South Korea’s National Fusion Research Institute (NFRI) on 24 November announced that the K-STAR fusion reactor had managed to operate the plasma at 100 million degrees Celsius for 20 seconds – the world’s first nuclear fusion reactor to have maintained plasma for more than 10 seconds at that temperature.
Previously, NFRI had managed to operate the plasma at ultra high temperatures for 1.5 seconds in 2018 and 8 seconds last March. K-STAR is a superconducting tokamak research reactor that requires the plasma to be held at very high temperature in a stable state for a long time.
The research team managed to achieve this using the Internal Transport Barrier (ITB) mode, Yonhap reported. NFRI aims to operate the plasma at a similar high temperature for 300 seconds by 2025. The team also plans to replace the material of the deflector (a device allowing the thermal energy produced by the plasma to be sent to other parts), currently in carbon, with tungsten. NFRI aims to commission a new generation K-DEMO nuclear fusion demonstration reactor by 2040 that will produce electricity.

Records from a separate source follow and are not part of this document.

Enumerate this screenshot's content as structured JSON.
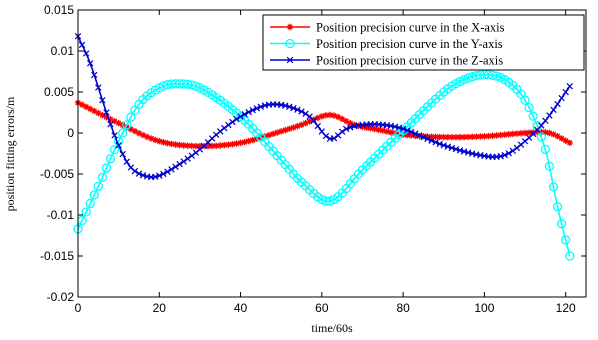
{
  "chart_data": {
    "type": "line",
    "title": "",
    "xlabel": "time/60s",
    "ylabel": "position fitting errors/m",
    "xlim": [
      0,
      125
    ],
    "ylim": [
      -0.02,
      0.015
    ],
    "xticks": [
      "0",
      "20",
      "40",
      "60",
      "80",
      "100",
      "120"
    ],
    "yticks": [
      "0.015",
      "0.01",
      "0.005",
      "0",
      "-0.005",
      "-0.01",
      "-0.015",
      "-0.02"
    ],
    "legend_position": "top-right",
    "series": [
      {
        "name": "Position precision curve in the X-axis",
        "color": "#ff0000",
        "marker": "star",
        "x": [
          0,
          10,
          20,
          30,
          40,
          50,
          55,
          62,
          68,
          75,
          80,
          90,
          100,
          110,
          116,
          121
        ],
        "y": [
          0.0037,
          0.0012,
          -0.001,
          -0.0016,
          -0.0012,
          0.0002,
          0.001,
          0.0022,
          0.001,
          0.0003,
          -0.0002,
          -0.0005,
          -0.0004,
          0.0,
          0.0,
          -0.0012
        ]
      },
      {
        "name": "Position precision curve in the Y-axis",
        "color": "#00ffff",
        "marker": "circle",
        "x": [
          0,
          5,
          10,
          15,
          20,
          24,
          30,
          40,
          50,
          55,
          62,
          70,
          80,
          90,
          95,
          100,
          105,
          110,
          115,
          118,
          121
        ],
        "y": [
          -0.0117,
          -0.0065,
          -0.001,
          0.0035,
          0.0055,
          0.006,
          0.0055,
          0.002,
          -0.0033,
          -0.006,
          -0.0083,
          -0.0045,
          0.0003,
          0.005,
          0.0065,
          0.0071,
          0.0065,
          0.004,
          -0.002,
          -0.009,
          -0.015
        ]
      },
      {
        "name": "Position precision curve in the Z-axis",
        "color": "#0000cc",
        "marker": "x",
        "x": [
          0,
          3,
          7,
          10,
          13,
          17,
          20,
          25,
          30,
          35,
          40,
          45,
          48,
          52,
          57,
          62,
          66,
          70,
          75,
          80,
          90,
          100,
          105,
          110,
          115,
          121
        ],
        "y": [
          0.0118,
          0.0085,
          0.0025,
          -0.0015,
          -0.0042,
          -0.0053,
          -0.0052,
          -0.0038,
          -0.002,
          0.0002,
          0.002,
          0.0032,
          0.0035,
          0.0032,
          0.002,
          -0.0007,
          0.0005,
          0.001,
          0.001,
          0.0005,
          -0.0015,
          -0.0028,
          -0.0027,
          -0.001,
          0.0015,
          0.0057
        ]
      }
    ]
  }
}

“The energy from nuclear fusion is a new generation of clean energy, which is 10 times more efficient than a nuclear reactor using nuclear fission and does not present a risk of radioactive leakage,” said Yoon Si- woo, director of the KSTAR research centre." This feat will contribute to the Iter project," he added.
South Korea is one of six countries and the EU contributing the International Thermonuclear Experimental Reactor (ITER) project to build an experimental fusion reactor in Cadarache, France.